La France est-elle en train de faire une dépression ?


Face aux mauvais chiffres du chômage et aux tristes perspectives pour la croissance, François Hollande était contraint d'annoncer une année 2013 difficile pour la France vendredi matin sur Europe 1. Entre une économie paralysée, une identité en crise et des exilés toujours plus nombreux, la France semble être tombée en dépression.

Dans son interview accordée à Europe 1 ce matin, François Hollande a déclaré que l’année 2013 allait être difficile pour les Français et qu’il allait falloir s’accrocher. Ces propos sont-ils le reflet d’une France en dépression ?

Dimitri Casali : Tout à fait, et les paroles de François Hollande lors de son voyage en Algérie témoignent parfaitement des origines de cette dépression française. Depuis maintenant trop longtemps, la France a une lecture culpabilisante de son histoire et elle distille cela dans ses manuels d’histoire qui empoisonnent les consciences de nos enfants. Nous leur apprenons qu’aux 17ème et 18ème siècles, ils ont été des méchants esclavagistes, puis des méchants colonialistes au 19ème et enfin de méchants collaborationnistes au XXème sièclePas étonnant après cela que les chiffres PISA révèlent que 71% des jeunes Français aient peur de l’avenir et que seulement 17% croient en l’avenir de leur pays quand les jeunes anglo-saxons croient aux leurs à hauteur de 75%. Cette comparaison démontre bien qu’il s’agit là d’un mal culturel qui nous fait perdre des marchés et des positions économiques partout dans le monde. Pour citer un exemple simple, il y quelques années je proposais un jeu stratégie basé sur l’empire napoléonien aux entreprises françaises qui l’ont toutes refusé en prétextant qu’il s’agissait d’un horrible dictateur. J’ai fini par être employé par des Anglais pour aider au développement de Napoleon Total War qui s’est vendu à des millions d’exemplaires dans le monde et qui é créé plusieurs dizaines d’emplois.

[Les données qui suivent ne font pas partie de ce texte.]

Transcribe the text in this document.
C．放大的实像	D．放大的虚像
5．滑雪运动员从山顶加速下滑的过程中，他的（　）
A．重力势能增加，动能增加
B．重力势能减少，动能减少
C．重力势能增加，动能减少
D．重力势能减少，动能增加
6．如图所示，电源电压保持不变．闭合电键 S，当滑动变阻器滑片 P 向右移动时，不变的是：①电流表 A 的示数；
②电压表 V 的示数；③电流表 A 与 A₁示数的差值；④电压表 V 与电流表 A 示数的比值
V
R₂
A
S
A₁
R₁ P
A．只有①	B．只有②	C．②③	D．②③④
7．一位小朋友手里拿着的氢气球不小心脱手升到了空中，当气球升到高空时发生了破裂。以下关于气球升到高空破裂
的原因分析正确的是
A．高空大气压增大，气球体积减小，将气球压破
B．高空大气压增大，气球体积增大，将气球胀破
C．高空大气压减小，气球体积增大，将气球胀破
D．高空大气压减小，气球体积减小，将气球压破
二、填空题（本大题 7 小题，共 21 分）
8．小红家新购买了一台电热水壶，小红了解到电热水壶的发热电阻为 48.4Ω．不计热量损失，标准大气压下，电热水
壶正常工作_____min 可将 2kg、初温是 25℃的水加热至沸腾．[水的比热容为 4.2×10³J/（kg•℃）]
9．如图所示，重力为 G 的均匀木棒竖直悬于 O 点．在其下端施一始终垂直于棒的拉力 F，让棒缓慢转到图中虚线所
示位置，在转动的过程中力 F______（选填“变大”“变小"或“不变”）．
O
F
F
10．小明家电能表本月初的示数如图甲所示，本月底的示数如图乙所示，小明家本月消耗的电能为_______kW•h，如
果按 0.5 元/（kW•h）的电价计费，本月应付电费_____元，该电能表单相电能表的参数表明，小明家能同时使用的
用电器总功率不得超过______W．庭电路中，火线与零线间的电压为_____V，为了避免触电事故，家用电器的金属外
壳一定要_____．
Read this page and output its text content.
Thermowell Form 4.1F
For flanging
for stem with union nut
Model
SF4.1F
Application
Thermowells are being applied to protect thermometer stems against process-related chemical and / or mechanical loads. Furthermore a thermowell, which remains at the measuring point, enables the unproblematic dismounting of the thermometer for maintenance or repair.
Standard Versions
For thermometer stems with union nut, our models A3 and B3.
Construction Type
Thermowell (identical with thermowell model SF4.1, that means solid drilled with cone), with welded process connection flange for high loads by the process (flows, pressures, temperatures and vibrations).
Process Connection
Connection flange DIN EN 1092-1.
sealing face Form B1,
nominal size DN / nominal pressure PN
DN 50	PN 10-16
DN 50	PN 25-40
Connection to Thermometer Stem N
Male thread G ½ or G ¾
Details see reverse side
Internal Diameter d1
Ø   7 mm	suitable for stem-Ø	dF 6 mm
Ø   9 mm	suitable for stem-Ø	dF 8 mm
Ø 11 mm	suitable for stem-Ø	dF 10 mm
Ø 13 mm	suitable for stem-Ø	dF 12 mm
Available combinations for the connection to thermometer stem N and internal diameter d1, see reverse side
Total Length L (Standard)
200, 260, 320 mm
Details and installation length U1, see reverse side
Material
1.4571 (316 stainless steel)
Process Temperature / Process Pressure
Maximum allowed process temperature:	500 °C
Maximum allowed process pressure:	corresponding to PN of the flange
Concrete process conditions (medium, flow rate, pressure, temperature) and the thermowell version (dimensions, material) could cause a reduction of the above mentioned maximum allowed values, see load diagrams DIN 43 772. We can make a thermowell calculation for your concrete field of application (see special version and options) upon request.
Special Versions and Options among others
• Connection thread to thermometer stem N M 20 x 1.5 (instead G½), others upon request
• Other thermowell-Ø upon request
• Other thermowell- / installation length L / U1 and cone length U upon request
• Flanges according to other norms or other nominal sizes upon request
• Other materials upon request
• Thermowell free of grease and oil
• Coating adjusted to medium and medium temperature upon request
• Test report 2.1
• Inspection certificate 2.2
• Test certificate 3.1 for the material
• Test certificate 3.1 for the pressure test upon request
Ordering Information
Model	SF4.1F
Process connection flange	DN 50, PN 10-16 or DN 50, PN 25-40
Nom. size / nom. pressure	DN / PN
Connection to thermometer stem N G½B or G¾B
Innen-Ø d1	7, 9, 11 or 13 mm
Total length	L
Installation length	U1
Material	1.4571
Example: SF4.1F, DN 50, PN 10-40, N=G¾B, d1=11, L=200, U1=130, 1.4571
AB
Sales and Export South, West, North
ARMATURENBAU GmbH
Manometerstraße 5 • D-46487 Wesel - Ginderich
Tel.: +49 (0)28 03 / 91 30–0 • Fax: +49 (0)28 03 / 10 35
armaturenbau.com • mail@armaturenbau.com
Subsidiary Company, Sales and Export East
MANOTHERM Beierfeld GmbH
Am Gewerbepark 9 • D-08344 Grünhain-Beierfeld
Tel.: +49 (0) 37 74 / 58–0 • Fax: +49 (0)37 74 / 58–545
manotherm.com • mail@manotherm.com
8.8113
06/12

Au lieu d’avoir honte, nous devrions nous servir du soft power à la franaçise et de notre exception culturelle qui est une réalité pour avancer. Nous sommes le pays le plus pessimiste du monde alors que les Chinois se font construire des Versailles miniatures et qu’aucun endroit au monde n’est plus visité que la France
David Gourion : La métaphore d'un François Hollande psychiatre au chevet d'une France malade est pertinente. Pour devenir un bon psychiatre, il faut apprendre à savoir bien faire trois choses : savoir établir le bon diagnostic, savoir choisir le bon traitement, et le plus important, savoir comment faire que le patient accepte réellement de prendre son traitement. Et pour faire en sorte que le patient (ici donc la France) prenne le traitement sans trop rechigner, il faut gagner sa confiance et son respect. Bien évidemment, aucun malade n'accepte de se soumettre à une cure drastique sans être convaincu de la légitimité, de l'autorité professionnelle et du savoir faire de son médecin ! En outre, l'Art d'un Président-Médecin résidera dans sa capacité à réduire au maximum les effets secondaires de son traitement, ou du moins à faire preuve de suffisamment de pédagogie pour rassurer un patient légitimement inquiet.    
Ici, le Président-Médecin nous prévient: la cure sera très lourde, on va souffrir, il faudra tenir. Cela s'approche de la rhétorique d'un Churchill en temps de guerre: "du sang, des larmes...". Sauf que la France n'est pas en guerre. Sauf que les Français ne sont pas les anglais. Et sauf qu'Hollande n'est pas Churchill.
Hugh Schofield : La dépression française n’est pas un phénomène nouveau. Je me souviens qu’il y a quinze ans lorsque je suis arrivé en France, le premier sujet que Londres m’a demandé de traiter était « la morosité française ». Il me semble donc que c’est quelque chose qui est ancré dans l’âme des Français depuis la fin des années 70 et même si une partie du peuple a cru que les choses pouvaient s’améliorer avec la prise de pouvoir de la gauche de François Mitterrand, la dépression est vite revenue dans l’esprit commun. Et malheureusement, si rien ne change, je ne crois pas que cela puisse aller en s’améliorant vu les nouveaux bad vers lesquels va la France.
Il me semble que le motif principal de ce mal être des Français est plus généralement celui qui explique une partie de la dépression de l’Occident. En effet, des générations entières de petits occidentaux ont été éduquées comme s’ils étaient les maitres du monde la différence entre ce qu’il y a dans les livres d’Histoire et la réalité est parfois difficile à accepter. La roue tourne et le monde tourne. Les Français plus encore que les autres ont été élevés dans cette logique à cause de l'histoire de la France et de tout ce que le pays a inventé, la Révolution, les Droits de l’Homme et cela rend douloureux l’idée que les autres pays ne suivent pas son évolution ni ne s’en inspirent. C’est la fin d’un idéal et d’un projet pour le monde.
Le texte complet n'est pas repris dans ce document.